Des dizaines d’années de recherches académiques démontrent que, en comparaison avec les médias commerciaux, les médias publics diffusent plus d’information sérieuse, de couverture internationale, de reportages sur la politique et l’actualité, en plus des analyses approfondies d’enjeux contemporains de politique publique–-de manière moins sensationnaliste et plus équilibrée. Conséquemment, les auditoires qui suivent les nouvelles dans les médias publics plutôt que privés sont sensiblement mieux informés, plus susceptibles d’être instruits sur le monde qui les entoure, et plus susceptibles de s’impliquer dans le processus démocratique en allant voter aux élections.

Il n’est donc pas surprenant que les populations des pays dont les diffuseurs publics sont bien financés et bien appréciés tendent à démontrer un meilleur indice de confiance et de cohésion sociale, et faire preuve de moins de radicalisme politique. Voilà qui rend le rôle du diffuseur public encore plus crucial à notre époque de fragmentation numérique, en particulier s’il est libéré de sa dépendance envers les revenus publicitaires.

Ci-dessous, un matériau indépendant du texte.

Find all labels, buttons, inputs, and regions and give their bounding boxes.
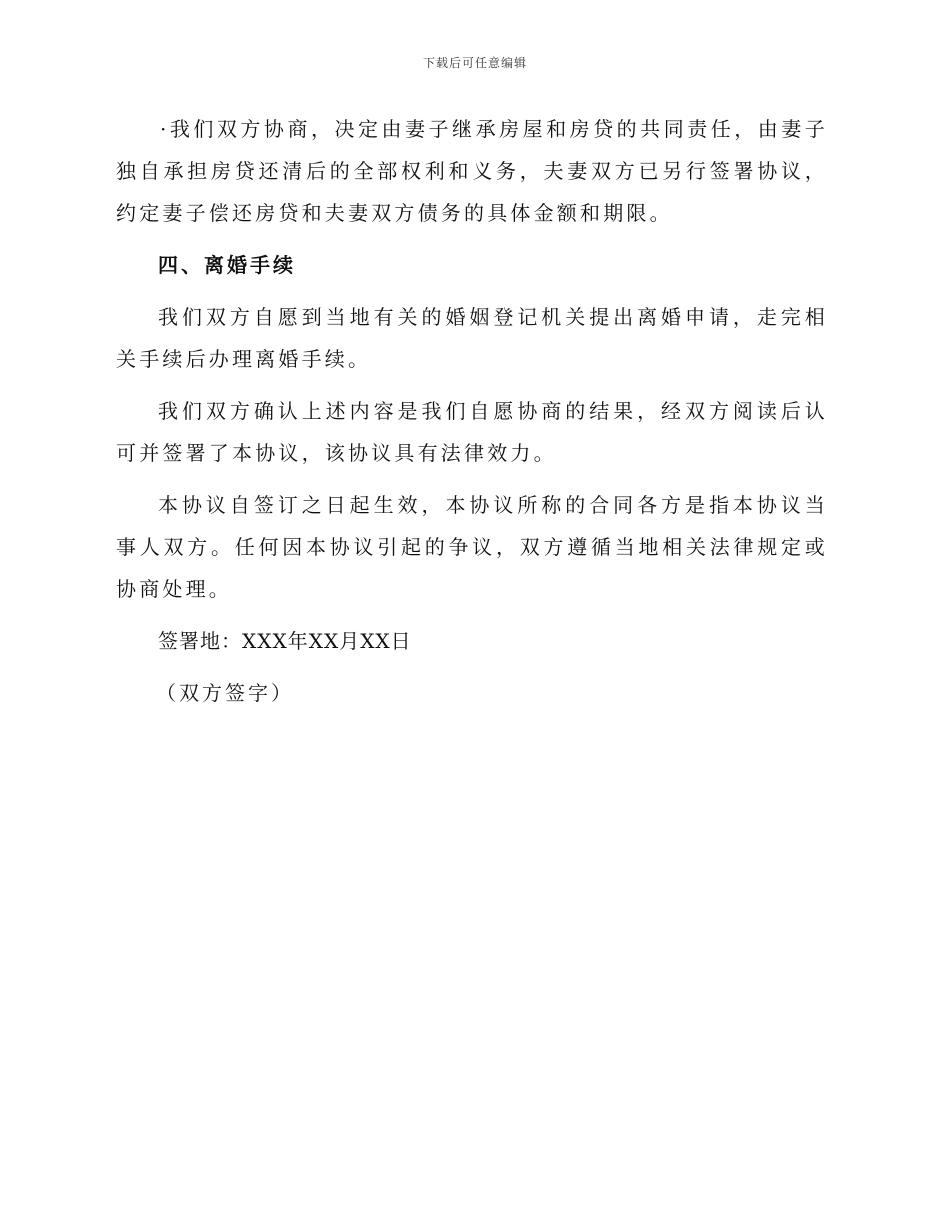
page-header: 下载后可任意编辑	[422, 56, 527, 70]
signature-note: （双方签字）	[156, 681, 294, 705]
paragraph-divorce-application: 我们双方自愿到当地有关的婚姻登记机关提出离婚申请，走完相关手续后办理离婚手续。	[116, 305, 828, 371]
paragraph-effective-date: 本协议自签订之日起生效，本协议所称的合同各方是指本协议当事人双方。任何因本协议引起的争议，双方遵循当地相关法律规定或协商处理。	[116, 493, 828, 601]
section-heading-divorce-procedure: 四、离婚手续	[158, 253, 296, 277]
paragraph-confirmation: 我们双方确认上述内容是我们自愿协商的结果，经双方阅读后认可并签署了本协议，该协议具有法律效力。	[116, 399, 828, 465]
paragraph-property-responsibility: ·我们双方协商，决定由妻子继承房屋和房贷的共同责任，由妻子独自承担房贷还清后的全部权利和义务，夫妻双方已另行签署协议，约定妻子偿还房贷和夫妻双方债务的具体金额和期限。	[116, 117, 828, 225]
document-body	[116, 108, 828, 714]
signing-place-date: 签署地：XXX年XX月XX日	[158, 629, 412, 653]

Plusieurs années après avoir concrétisé son projet de radio, Spry a prononcé un discours à la Société royale du Canada et il a dit : « Sans communication, il n’y a pas de société, qu’il soit question d’un groupe de scouts, d’une ruche d’abeille, du Barreau ou d’une nation. »

La communication est la fonction essentielle des médias publics. Et il est impératif–-tout comme au lendemain tumultueux de la Première guerre mondiale–-que le diffuseur public national du Canada devienne la structure de confiance sur laquelle nous continuerons de construire une nation unique et solidaire, au nord de l’Amérique du Nord.